Okay, now for the palette cleansers! May this birb bless your timeline
May these house floats substitute for your second line



May this buffalo bring your warmth
May these foxes bring you friendship
Our First Gamer President?


Here’s just a really good cover of a song I unreservedly like
Disclosures:
Views are my own and do not represent those of current or former clients, employers, friends, or my cat.
I may on occasion use Amazon Affiliate or similar links when referencing things I’d tell you about anyways. As an Amazon Associate I earn from qualifying purchases; I donate the proceeds to charity. While Substack has a paid subscription option, I don’t have any plans to use it at this time and anyone who gets this newsletter now surely won’t be ever paying for their subscription.
For avoidance of doubt, none of these are affiliate links.
This excludes states with significant Tribal populations, like Alaska, which receive additional vaccines to those populations directly due to treaty rights related to healthcare. It’s also a state where one of the most famous things about it is a sled dog race explicitly preserving the cultural memory of responding to an epidemic fast and as a community, so maybe this just shouldn’t surprise us generally.

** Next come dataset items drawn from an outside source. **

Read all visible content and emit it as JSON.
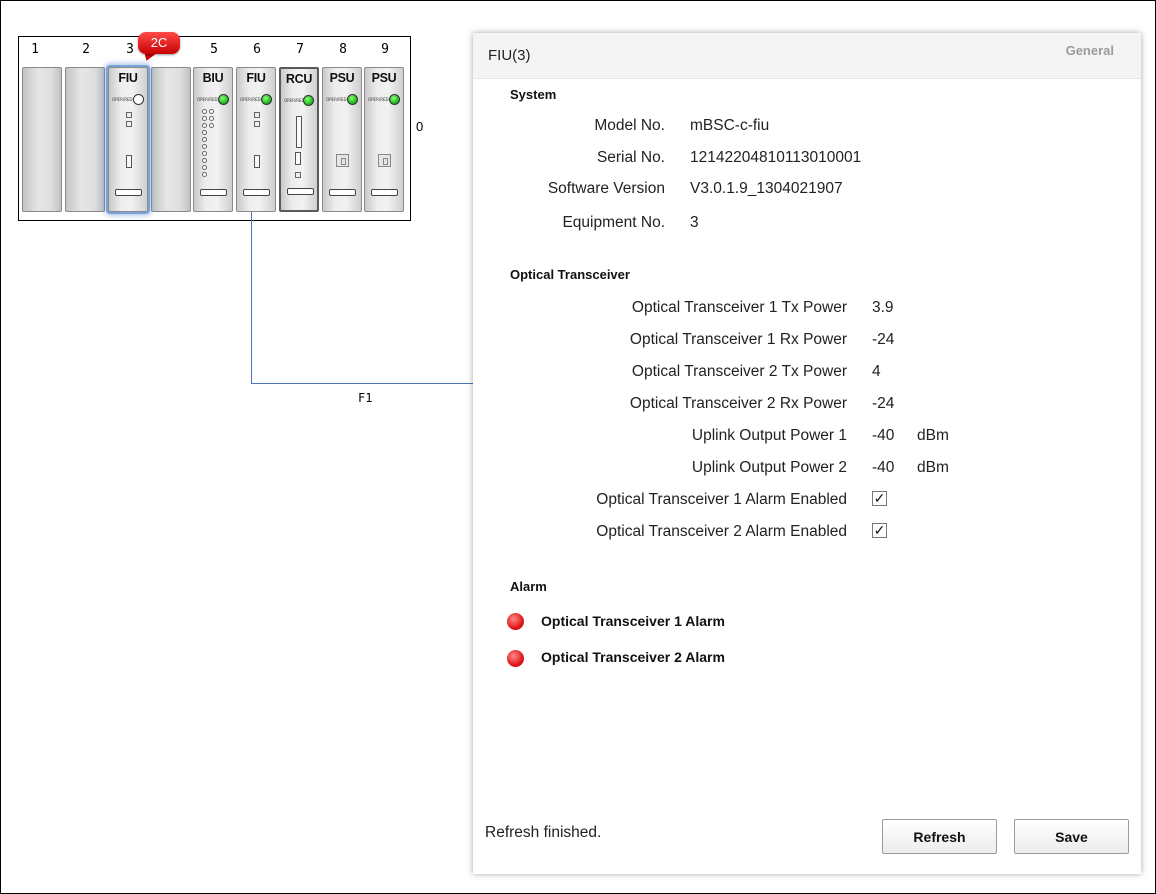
{
  "rack": {
    "slot_numbers": [
      "1",
      "2",
      "3",
      "5",
      "6",
      "7",
      "8",
      "9"
    ],
    "callout": "2C",
    "side_text": "0",
    "cards": {
      "fiu3": "FIU",
      "biu": "BIU",
      "fiu6": "FIU",
      "rcu": "RCU",
      "psu8": "PSU",
      "psu9": "PSU"
    },
    "led_label": "OPER/RED",
    "link_label": "F1"
  },
  "panel": {
    "title": "FIU(3)",
    "tab": "General",
    "system": {
      "heading": "System",
      "fields": [
        {
          "label": "Model No.",
          "value": "mBSC-c-fiu"
        },
        {
          "label": "Serial No.",
          "value": "12142204810113010001"
        },
        {
          "label": "Software Version",
          "value": "V3.0.1.9_1304021907"
        },
        {
          "label": "Equipment No.",
          "value": "3"
        }
      ]
    },
    "optical": {
      "heading": "Optical Transceiver",
      "fields": [
        {
          "label": "Optical Transceiver 1 Tx Power",
          "value": "3.9",
          "unit": ""
        },
        {
          "label": "Optical Transceiver 1 Rx Power",
          "value": "-24",
          "unit": ""
        },
        {
          "label": "Optical Transceiver 2 Tx Power",
          "value": "4",
          "unit": ""
        },
        {
          "label": "Optical Transceiver 2 Rx Power",
          "value": "-24",
          "unit": ""
        },
        {
          "label": "Uplink Output Power 1",
          "value": "-40",
          "unit": "dBm"
        },
        {
          "label": "Uplink Output Power 2",
          "value": "-40",
          "unit": "dBm"
        }
      ],
      "checks": [
        {
          "label": "Optical Transceiver 1 Alarm Enabled",
          "checked": true,
          "mark": "✓"
        },
        {
          "label": "Optical Transceiver 2 Alarm Enabled",
          "checked": true,
          "mark": "✓"
        }
      ]
    },
    "alarm": {
      "heading": "Alarm",
      "items": [
        {
          "label": "Optical Transceiver 1 Alarm",
          "color": "#e01818"
        },
        {
          "label": "Optical Transceiver 2 Alarm",
          "color": "#e01818"
        }
      ]
    },
    "status_text": "Refresh finished.",
    "refresh_label": "Refresh",
    "save_label": "Save"
  }
}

It is the official opinion of this newsletter that the District’s zip-code-based prioritization scheme is a well-intentioned effort to match availability of vaccine with risk, but is stupidly putting poor elderly folks living in rich zip codes at risk. It is even more dumb considering that the District’s policy for supportive housing has — as an explicit policy goal — forcing rich zip codes to welcome the disadvantaged into their neighborhoods! We should use more granular location units, perhaps ANCs.